Rice is generally grown as a lowland crop in flooded soils  under reducing conditions. Under these conditions, the bioavailability of As is greatly enhanced leading to excessive As bioaccumulation compared to that under oxidizing upland conditions. Inorganic As species are carcinogenic to humans and even at low levels in the diet pose a considerable risk to humans.  

There is a substantial genetic variation  among the rice genotypes in grain-As accumulation as well as speciation. Identifying the extent of genetic variation in grain-As concentration and speciation of As compounds are crucial to determining the rice varieties which accumulate low inorganic As. Varietal selection, irrigation water management, use of fertilizer and soil amendments, cooking practices etc. play a vital role in reducing As exposure from rice grains. In the meantime assessing the bioavailability of As from rice is crucial to understanding human health exposure and reducing the risk. 

Arsenic accumulation in rice grains is one of the serious agricultural issues in India. To address this, researchers at Lucknow- based National Botanical Research Institute (NBRI) have developed transgenic rice by inserting a novel fungal gene, which results in reduced arsenic accumulation in rice grain. 

In their latest study, researchers have cloned Arsenic methyltransferase (WaarsM) gene from a soil fungus, Westerdykell aaurantiaca  and inserted the same into the rice genome with the help of Agrobacterium tumefaciens, a soil bacterium which has natural ability to alter the plant’s genetic makeup. 

The newly developed transgenic rice along with normal rice was then treated with arsenic. Comparison of transgenic and non-transgenic rice showed that transgenic plants accumulated less arsenic in root as well as shoot as compared to non-transgenic lines. Researchers found that the resulting transgenic plant acquired the potential for methylating inorganic arsenic to a variety of harmless organic species, including volatile arsenicals. This could be potential strategy for developing transgenic rice capable of low arsenic accumulation not only in grain but also in straw and feed which are used for livestock. 

Now the team is focusing on food safety test and field trials, subject to regulatory approvals. In addition, researchers are also looking for gaps in arsenic metabolism in rice which will ultimately lead to understand arsenic uptake and metabolism in rice. “Our study provides an understanding into arsenic transport mechanism in plants, predominantly rice grain. This knowledge can be applied to develop practices to decrease accumulation of arsenic in rice grain by molecular breeding, gene editing or transgenic approaches. It can have tremendous public health consequences”, explained Dr.Debasis Chakarabarty. The research team is involved in developing biotechnological methods for reducing arsenic accumulation in rice grain. In the past, it has shown a transgenic approach in which phytochelatin synthase from Ceratophyllum demersum (an aquatic plant) was expressed in rice.  

Transgenic lines showed enhanced accumulation of arsenic in roots and shoot but less in grains. They also described that overexpression of OsGrx_C7 (protein found in rice) enhanced tolerance to arsenite and reduced arsenite accumulation in seeds and shoots of rice. Recently, they have showed that OsPRX38 transgenics accumulate less arsenic due to high lignification in root which acts as a barrier for arsenic entry in transgenic plants. 

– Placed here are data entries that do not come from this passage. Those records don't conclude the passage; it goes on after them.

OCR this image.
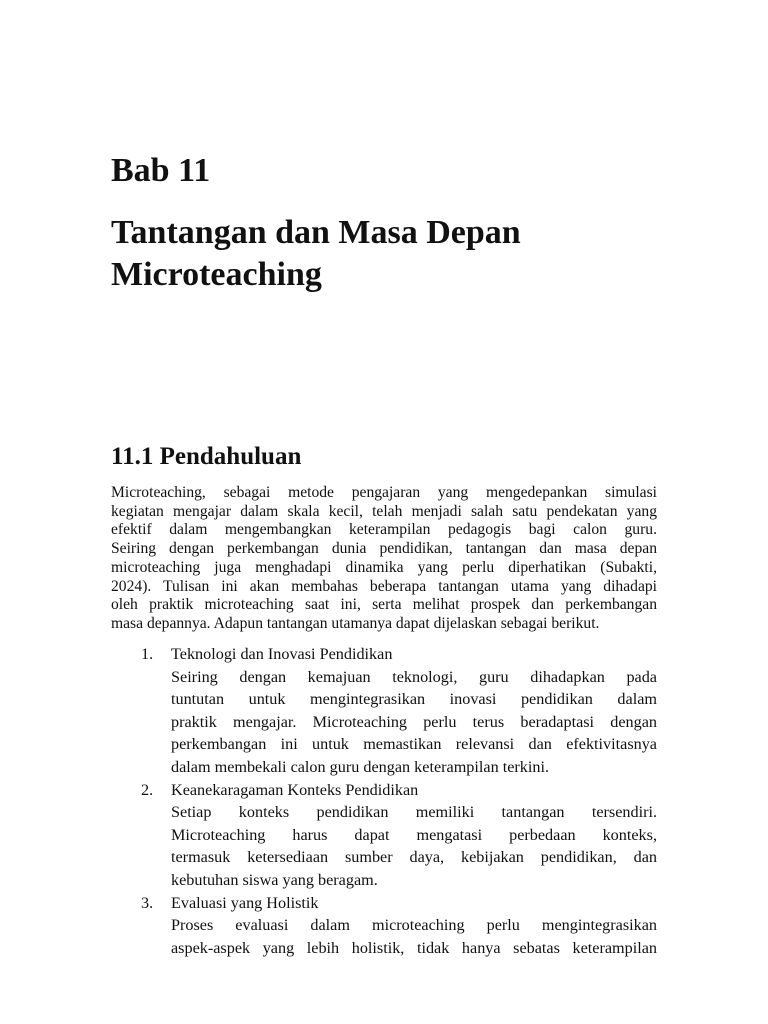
Bab 11
Tantangan dan Masa Depan
Microteaching
11.1 Pendahuluan
Microteaching, sebagai metode pengajaran yang mengedepankan simulasi
kegiatan mengajar dalam skala kecil, telah menjadi salah satu pendekatan yang
efektif dalam mengembangkan keterampilan pedagogis bagi calon guru.
Seiring dengan perkembangan dunia pendidikan, tantangan dan masa depan
microteaching juga menghadapi dinamika yang perlu diperhatikan (Subakti,
2024). Tulisan ini akan membahas beberapa tantangan utama yang dihadapi
oleh praktik microteaching saat ini, serta melihat prospek dan perkembangan
masa depannya. Adapun tantangan utamanya dapat dijelaskan sebagai berikut.
1. Teknologi dan Inovasi Pendidikan
Seiring dengan kemajuan teknologi, guru dihadapkan pada
tuntutan untuk mengintegrasikan inovasi pendidikan dalam
praktik mengajar. Microteaching perlu terus beradaptasi dengan
perkembangan ini untuk memastikan relevansi dan efektivitasnya
dalam membekali calon guru dengan keterampilan terkini.
2. Keanekaragaman Konteks Pendidikan
Setiap konteks pendidikan memiliki tantangan tersendiri.
Microteaching harus dapat mengatasi perbedaan konteks,
termasuk ketersediaan sumber daya, kebijakan pendidikan, dan
kebutuhan siswa yang beragam.
3. Evaluasi yang Holistik
Proses evaluasi dalam microteaching perlu mengintegrasikan
aspek-aspek yang lebih holistik, tidak hanya sebatas keterampilan
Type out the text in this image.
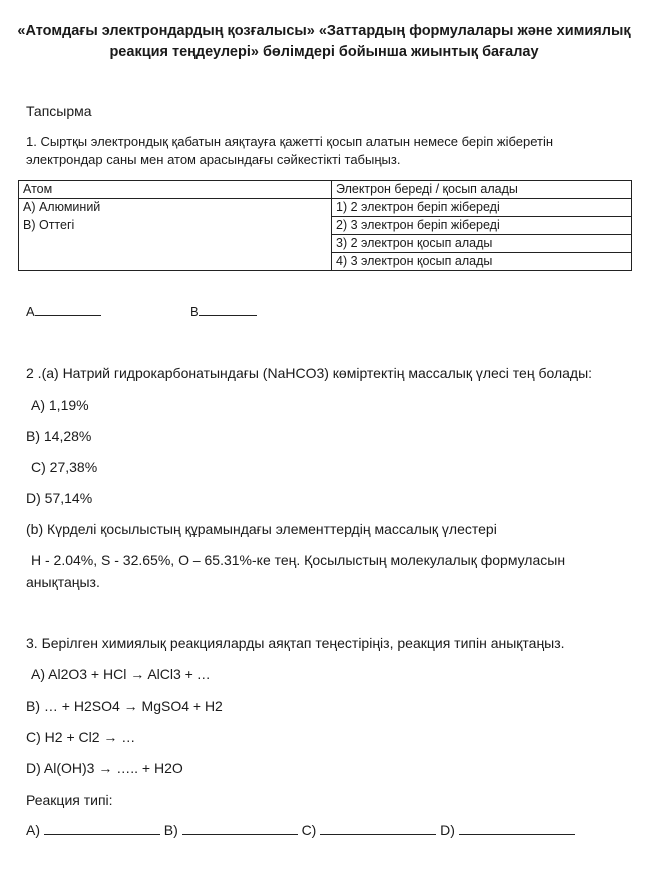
«Атомдағы электрондардың қозғалысы» «Заттардың формулалары және химиялық
реакция теңдеулері» бөлімдері бойынша жиынтық бағалау
Тапсырма
1. Сыртқы электрондық қабатын аяқтауға қажетті қосып алатын немесе беріп жіберетін
электрондар саны мен атом арасындағы сәйкестікті табыңыз.
Атом	Электрон береді / қосып алады
А) Алюминий	1) 2 электрон беріп жібереді
В) Оттегі	2) 3 электрон беріп жібереді
	3) 2 электрон қосып алады
	4) 3 электрон қосып алады
А	В
2 .(a) Натрий гидрокарбонатындағы (NaHCO3) көміртектің массалық үлесі тең болады:
A) 1,19%
B) 14,28%
C) 27,38%
D) 57,14%
(b) Күрделі қосылыстың құрамындағы элементтердің массалық үлестері
H - 2.04%, S - 32.65%, O – 65.31%-ке тең. Қосылыстың молекулалық формуласын
анықтаңыз.
3. Берілген химиялық реакцияларды аяқтап теңестіріңіз, реакция типін анықтаңыз.
A) Al2O3 + HCl → AlCl3 + …
B) … + H2SO4 → MgSO4 + H2
C) H2 + Cl2 → …
D) Al(OH)3 → ….. + H2O
Реакция типі:
A)	B)	C)	D)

“A large number of people are affected by arsenic toxicity, it is imperative to develop rice with lesser arsenic content and high yield. In this background, biotechnological methods such as modulating the expression of Arsenic metabolism-related genes in rice will be a fruitful and practical approach to decrease arsenic accumulation”, added Dr. Chakarabarty 

The research team included Shikha Verma, Pankaj Kumar Verma, Maria Kidwai, Manju Shri, Rudra Deo Tripathi and Dr. Debasis Chakrabarty (CSIR-National Botanical Research Institute); Alok Kumar Meher and Amit Kumar Bansiwal (National Environmental Engineering Research Institute).